Shaven Primates is an Oxford, UK-based quintet that consists of Mark (vocals), Tom (guitar), Nick (bass), Neil (keys) and Jarod (drums). Child of Dirt is their debut album.
The songs here trace their origins to 2016, when Mark decided to return to making music after a 17-year break. His experiences and memories during that long hiatus form the basis for the album. Child of Dirt tells his own story, and it’s a dark tale, starting with childhood emotional trauma and abuse. As a teenager, he looks for a life restart, which he gets (due to a severe case of meningitis). He drops through a multi-year bender, and finally exits the other side, reconnecting with feelings and life, while continuing to search for answers. All of this is detailed across seven tracks and fifty minutes of music. It is heavy stuff!
This story, and the lyrics that tell it, are set against layered, well-arranged, often operatic tracks. Throughout, the band shows great command of dynamics, and is able to shift effortlessly among hard rock, prog-rock, funk and jazz-tinged styles. They’ve weaved in many different parts and tones; little riffs and turns are abundant and keep the listening interesting. Shaven Primates is quite a capable band.
When spotlighted, the instrumentalists can step forward and deliver. Neil’s keyboards are terrific throughout; his funky, fuzzy clavinets on “In Transit” and his solos on “Answers” were particular highlights. Tom can hit a heavy riff, or rip off a solo as needed. His guitar solo and Nick’s bass solo on “Outside” were spot-on. Jarod keeps everybody locked in, and is rock-solid with the band’s tempo and meter shifts.

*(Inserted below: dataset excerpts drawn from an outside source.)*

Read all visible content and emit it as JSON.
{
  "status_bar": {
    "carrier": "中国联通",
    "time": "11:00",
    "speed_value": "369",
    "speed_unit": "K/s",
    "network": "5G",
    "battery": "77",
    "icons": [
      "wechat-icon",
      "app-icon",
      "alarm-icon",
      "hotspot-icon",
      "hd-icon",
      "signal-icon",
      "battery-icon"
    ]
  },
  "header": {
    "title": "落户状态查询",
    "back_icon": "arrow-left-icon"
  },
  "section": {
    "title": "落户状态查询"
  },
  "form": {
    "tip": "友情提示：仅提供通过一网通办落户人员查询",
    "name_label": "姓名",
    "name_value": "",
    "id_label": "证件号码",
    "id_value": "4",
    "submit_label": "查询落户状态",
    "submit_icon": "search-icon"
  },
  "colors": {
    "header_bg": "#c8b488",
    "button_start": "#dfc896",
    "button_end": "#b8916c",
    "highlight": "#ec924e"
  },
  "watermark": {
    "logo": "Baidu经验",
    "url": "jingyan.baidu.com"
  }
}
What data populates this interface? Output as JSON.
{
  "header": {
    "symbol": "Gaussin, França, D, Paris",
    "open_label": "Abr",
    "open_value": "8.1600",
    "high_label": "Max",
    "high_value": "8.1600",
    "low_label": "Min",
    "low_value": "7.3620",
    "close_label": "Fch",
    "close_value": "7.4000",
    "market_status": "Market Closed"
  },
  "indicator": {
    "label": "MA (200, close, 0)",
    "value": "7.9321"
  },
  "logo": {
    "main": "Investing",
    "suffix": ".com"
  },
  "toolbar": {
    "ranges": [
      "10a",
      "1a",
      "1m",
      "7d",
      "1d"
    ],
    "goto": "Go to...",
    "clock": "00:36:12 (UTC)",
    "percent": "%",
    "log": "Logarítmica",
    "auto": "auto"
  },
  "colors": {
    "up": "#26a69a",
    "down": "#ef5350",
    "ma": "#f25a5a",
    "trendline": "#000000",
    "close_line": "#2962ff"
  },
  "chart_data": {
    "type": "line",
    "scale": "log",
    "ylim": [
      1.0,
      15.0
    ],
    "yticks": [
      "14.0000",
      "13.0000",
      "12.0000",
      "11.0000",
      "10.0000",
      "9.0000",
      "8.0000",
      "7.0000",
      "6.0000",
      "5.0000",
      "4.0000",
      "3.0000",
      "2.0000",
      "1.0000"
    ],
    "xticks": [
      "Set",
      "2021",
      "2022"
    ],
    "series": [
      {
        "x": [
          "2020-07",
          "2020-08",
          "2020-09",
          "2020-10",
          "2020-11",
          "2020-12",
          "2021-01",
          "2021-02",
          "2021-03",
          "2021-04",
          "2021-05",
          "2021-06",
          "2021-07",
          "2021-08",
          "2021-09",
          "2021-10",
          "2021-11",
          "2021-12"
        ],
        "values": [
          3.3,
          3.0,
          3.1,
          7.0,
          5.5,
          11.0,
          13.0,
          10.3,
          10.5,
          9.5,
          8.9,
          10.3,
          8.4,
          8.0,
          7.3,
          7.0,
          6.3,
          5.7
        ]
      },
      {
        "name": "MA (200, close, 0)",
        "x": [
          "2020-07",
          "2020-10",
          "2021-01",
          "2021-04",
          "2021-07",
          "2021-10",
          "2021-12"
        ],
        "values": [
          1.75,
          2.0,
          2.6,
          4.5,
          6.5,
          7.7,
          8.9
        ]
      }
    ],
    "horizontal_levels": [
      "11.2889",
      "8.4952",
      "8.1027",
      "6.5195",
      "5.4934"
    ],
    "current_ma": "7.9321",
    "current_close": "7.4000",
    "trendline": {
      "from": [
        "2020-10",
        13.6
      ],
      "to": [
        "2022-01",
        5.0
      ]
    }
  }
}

Against this instrumental backdrop, Mark’s vocals unfortunately fall a bit short in places. To be fair, the melodies are challenging, and difficult to sing, but his performance comes off as unsure in parts. He seems a bit lost during “The Zoo,” and in parts of the long suite that forms the centerpiece of the album. The equalization could use a little tweaking, as well; his voice didn’t always cut clearly through the instrumental thickness of the backing tracks.
This doesn’t detract from Child of Dirt’s achievement, though. It’s a well-executed concept album, and Shaven Primates have channeled intricate, emotional music to tell Mark’s story. We’re glad he’s here to share it with us.